Fetal growth restriction (FGR) is a major contributor to perinatal mortality and morbidity worldwide. The hypothesis for the proposed study is that mal-development of the placental microvasculature and its negative regulation by environmental influences such smoking elicit FGR.
Our specific aims are a) Determine how placental villous structure, vascularization and blood flow predict FGR and associated adverse pregnancy outcomes using a novel technology, superb microvascular imaging (SMI); b) Visualize in situ spiral artery transformation in normal pregnancies and investigate how spiral artery transformation contributes to FGR using SMI and c) Validate SMI, Doppler and MRI findings at the cellular and molecular levels in FGR complicated vs. normal pregnancies. We utilize both prospective and nested case-control study designs to investigate placental microvasculature assessed using SMI technology and estimate the influence of smoking on the indices and their association with FGR. The primary outcome will be FGR. Relevance: Fetal growth restriction affects approximately 10% of pregnancies and is a significant contributor to perinatal death. Attempts at predicting pregnancies at risk for this complications has been disappointing. This proposal will fill that void by using an approach incorporating multiple parameters in designing a reliable prediction model for these complications.
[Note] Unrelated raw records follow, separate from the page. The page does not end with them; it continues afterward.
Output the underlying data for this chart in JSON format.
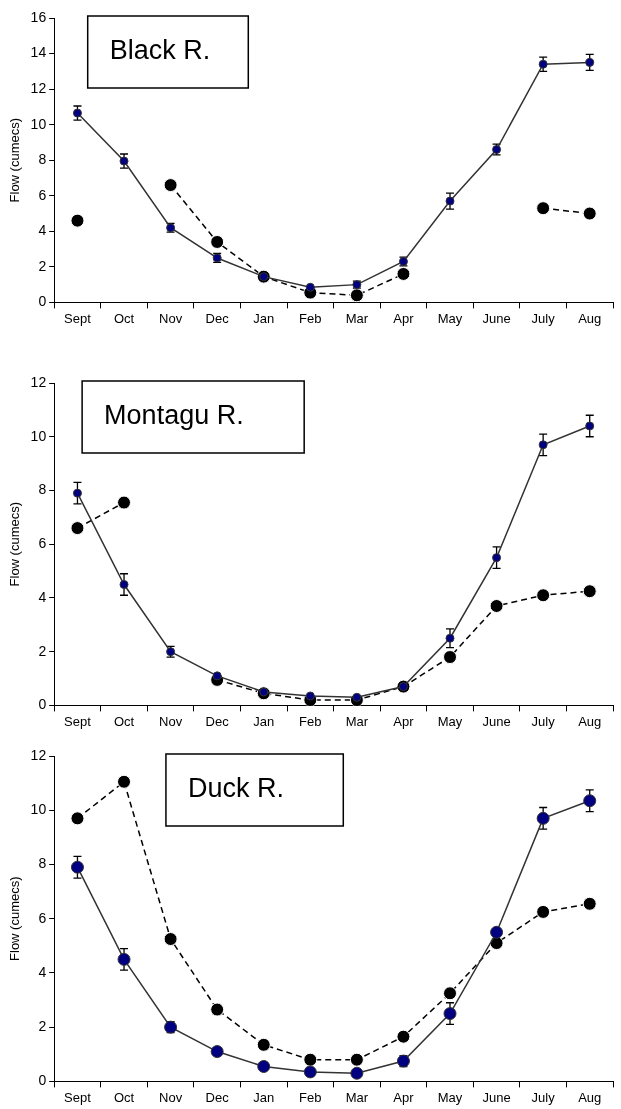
{
  "chart_data": [
    {
      "type": "line",
      "title": "Black R.",
      "ylabel": "Flow (cumecs)",
      "categories": [
        "Sept",
        "Oct",
        "Nov",
        "Dec",
        "Jan",
        "Feb",
        "Mar",
        "Apr",
        "May",
        "June",
        "July",
        "Aug"
      ],
      "ylim": [
        0,
        16
      ],
      "yticks": [
        0,
        2,
        4,
        6,
        8,
        10,
        12,
        14,
        16
      ],
      "series": [
        {
          "color": "#000080",
          "line_style": "solid",
          "marker": "circle",
          "values": [
            10.65,
            7.95,
            4.2,
            2.5,
            1.45,
            0.85,
            1.0,
            2.3,
            5.7,
            8.6,
            13.4,
            13.5
          ],
          "errors": [
            0.4,
            0.4,
            0.25,
            0.25,
            null,
            null,
            0.2,
            0.25,
            0.45,
            0.3,
            0.4,
            0.45
          ]
        },
        {
          "color": "#000000",
          "line_style": "dashed",
          "marker": "circle",
          "values": [
            4.6,
            null,
            6.6,
            3.4,
            1.45,
            0.55,
            0.4,
            1.6,
            null,
            null,
            5.3,
            5.0
          ]
        }
      ]
    },
    {
      "type": "line",
      "title": "Montagu R.",
      "ylabel": "Flow (cumecs)",
      "categories": [
        "Sept",
        "Oct",
        "Nov",
        "Dec",
        "Jan",
        "Feb",
        "Mar",
        "Apr",
        "May",
        "June",
        "July",
        "Aug"
      ],
      "ylim": [
        0,
        12
      ],
      "yticks": [
        0,
        2,
        4,
        6,
        8,
        10,
        12
      ],
      "series": [
        {
          "color": "#000080",
          "line_style": "solid",
          "marker": "circle",
          "values": [
            7.9,
            4.5,
            2.0,
            1.1,
            0.5,
            0.35,
            0.3,
            0.7,
            2.5,
            5.5,
            9.7,
            10.4
          ],
          "errors": [
            0.4,
            0.4,
            0.2,
            null,
            null,
            null,
            null,
            null,
            0.35,
            0.4,
            0.4,
            0.4
          ]
        },
        {
          "color": "#000000",
          "line_style": "dashed",
          "marker": "circle",
          "values": [
            6.6,
            7.55,
            null,
            0.95,
            0.45,
            0.2,
            0.2,
            0.7,
            1.8,
            3.7,
            4.1,
            4.25
          ]
        }
      ]
    },
    {
      "type": "line",
      "title": "Duck R.",
      "ylabel": "Flow (cumecs)",
      "categories": [
        "Sept",
        "Oct",
        "Nov",
        "Dec",
        "Jan",
        "Feb",
        "Mar",
        "Apr",
        "May",
        "June",
        "July",
        "Aug"
      ],
      "ylim": [
        0,
        12
      ],
      "yticks": [
        0,
        2,
        4,
        6,
        8,
        10,
        12
      ],
      "series": [
        {
          "color": "#000080",
          "line_style": "solid",
          "marker": "circle",
          "values": [
            7.9,
            4.5,
            2.0,
            1.1,
            0.55,
            0.35,
            0.3,
            0.75,
            2.5,
            5.5,
            9.7,
            10.35
          ],
          "errors": [
            0.4,
            0.4,
            0.2,
            null,
            null,
            null,
            null,
            0.2,
            0.4,
            null,
            0.4,
            0.4
          ]
        },
        {
          "color": "#000000",
          "line_style": "dashed",
          "marker": "circle",
          "values": [
            9.7,
            11.05,
            5.25,
            2.65,
            1.35,
            0.8,
            0.8,
            1.65,
            3.25,
            5.1,
            6.25,
            6.55
          ]
        }
      ]
    }
  ]
}
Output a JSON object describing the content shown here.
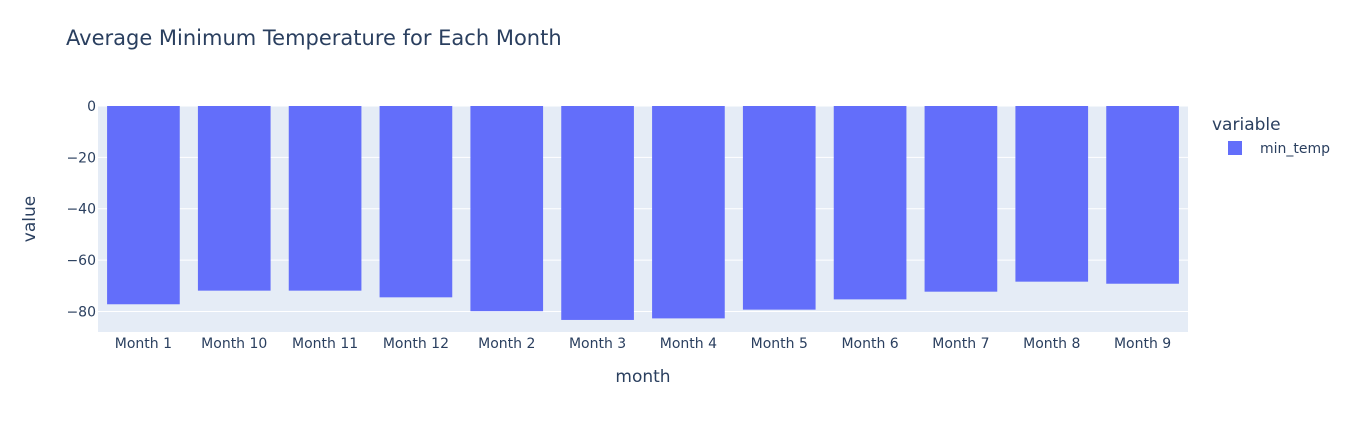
{
  "chart_data": {
    "type": "bar",
    "title": "Average Minimum Temperature for Each Month",
    "xlabel": "month",
    "ylabel": "value",
    "categories": [
      "Month 1",
      "Month 10",
      "Month 11",
      "Month 12",
      "Month 2",
      "Month 3",
      "Month 4",
      "Month 5",
      "Month 6",
      "Month 7",
      "Month 8",
      "Month 9"
    ],
    "series": [
      {
        "name": "min_temp",
        "values": [
          -77.2,
          -71.9,
          -71.9,
          -74.5,
          -79.9,
          -83.3,
          -82.7,
          -79.3,
          -75.3,
          -72.3,
          -68.4,
          -69.2
        ]
      }
    ],
    "ylim": [
      -88,
      0
    ],
    "yticks": [
      0,
      -20,
      -40,
      -60,
      -80
    ],
    "ytick_labels": [
      "0",
      "−20",
      "−40",
      "−60",
      "−80"
    ],
    "legend_title": "variable",
    "legend_position": "right",
    "grid": true,
    "colors": {
      "bar": "#636efa",
      "plot_bg": "#e5ecf6",
      "grid": "#ffffff",
      "text": "#2a3f5f"
    }
  }
}
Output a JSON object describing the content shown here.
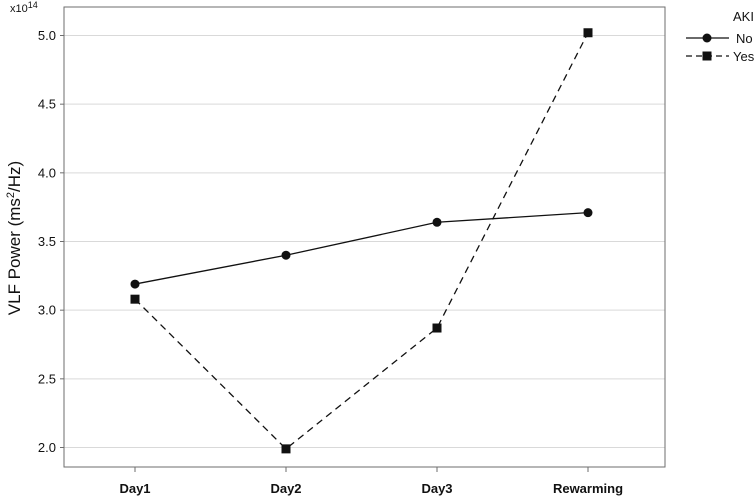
{
  "chart_data": {
    "type": "line",
    "categories": [
      "Day1",
      "Day2",
      "Day3",
      "Rewarming"
    ],
    "ylabel": "VLF Power (ms²/Hz)",
    "ylabel_main": "VLF Power (ms",
    "ylabel_sup": "2",
    "ylabel_tail": "/Hz)",
    "exponent_label": "x10",
    "exponent_sup": "14",
    "ylim": [
      1.85,
      5.25
    ],
    "yticks": [
      "2.0",
      "2.5",
      "3.0",
      "3.5",
      "4.0",
      "4.5",
      "5.0"
    ],
    "ytick_values": [
      2.0,
      2.5,
      3.0,
      3.5,
      4.0,
      4.5,
      5.0
    ],
    "grid": "horizontal",
    "legend": {
      "title": "AKI",
      "placement": "right"
    },
    "series": [
      {
        "name": "No",
        "values": [
          3.19,
          3.4,
          3.64,
          3.71
        ],
        "marker": "circle",
        "linestyle": "solid"
      },
      {
        "name": "Yes",
        "values": [
          3.08,
          1.99,
          2.87,
          5.02
        ],
        "marker": "square",
        "linestyle": "dashed"
      }
    ],
    "colors": {
      "line": "#111111",
      "grid": "#d9d9d9",
      "frame": "#6e6e6e"
    }
  }
}
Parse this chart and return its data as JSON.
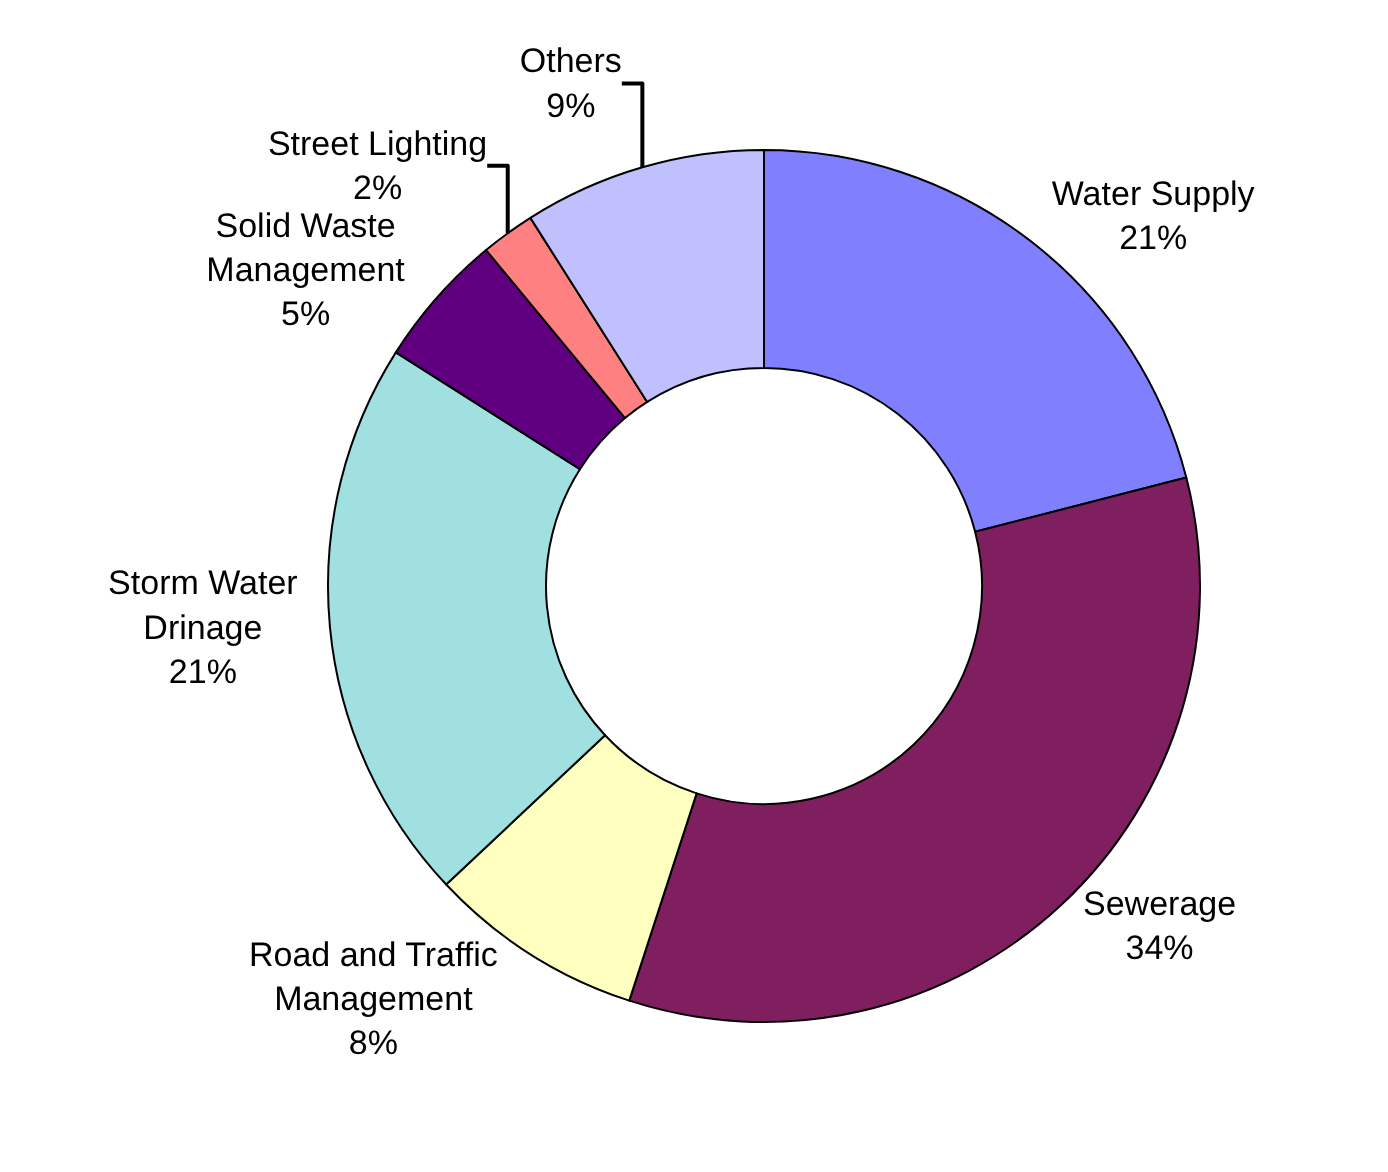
{
  "chart_data": {
    "type": "donut",
    "categories": [
      "Water Supply",
      "Sewerage",
      "Road and Traffic Management",
      "Storm Water Drinage",
      "Solid Waste Management",
      "Street Lighting",
      "Others"
    ],
    "values": [
      21,
      34,
      8,
      21,
      5,
      2,
      9
    ],
    "value_labels": [
      "21%",
      "34%",
      "8%",
      "21%",
      "5%",
      "2%",
      "9%"
    ],
    "colors": [
      "#8080ff",
      "#7f1f5f",
      "#ffffc0",
      "#a0e0e0",
      "#600080",
      "#ff8080",
      "#c0c0ff"
    ],
    "legend": false
  }
}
Worldwide, low birth weight caused by fetal growth restriction (FGR) is still one of the most significant pregnancy complication. By using novel imaging technologies that enable visualization and analysis of placental microvasculature in combination with cellular and molecular analysis, the submitted proposal investigates non-invasive in situ analysis of human placental microvessels and their regulation by smoking to develop predictive model for pregnancies at high risk for FGR.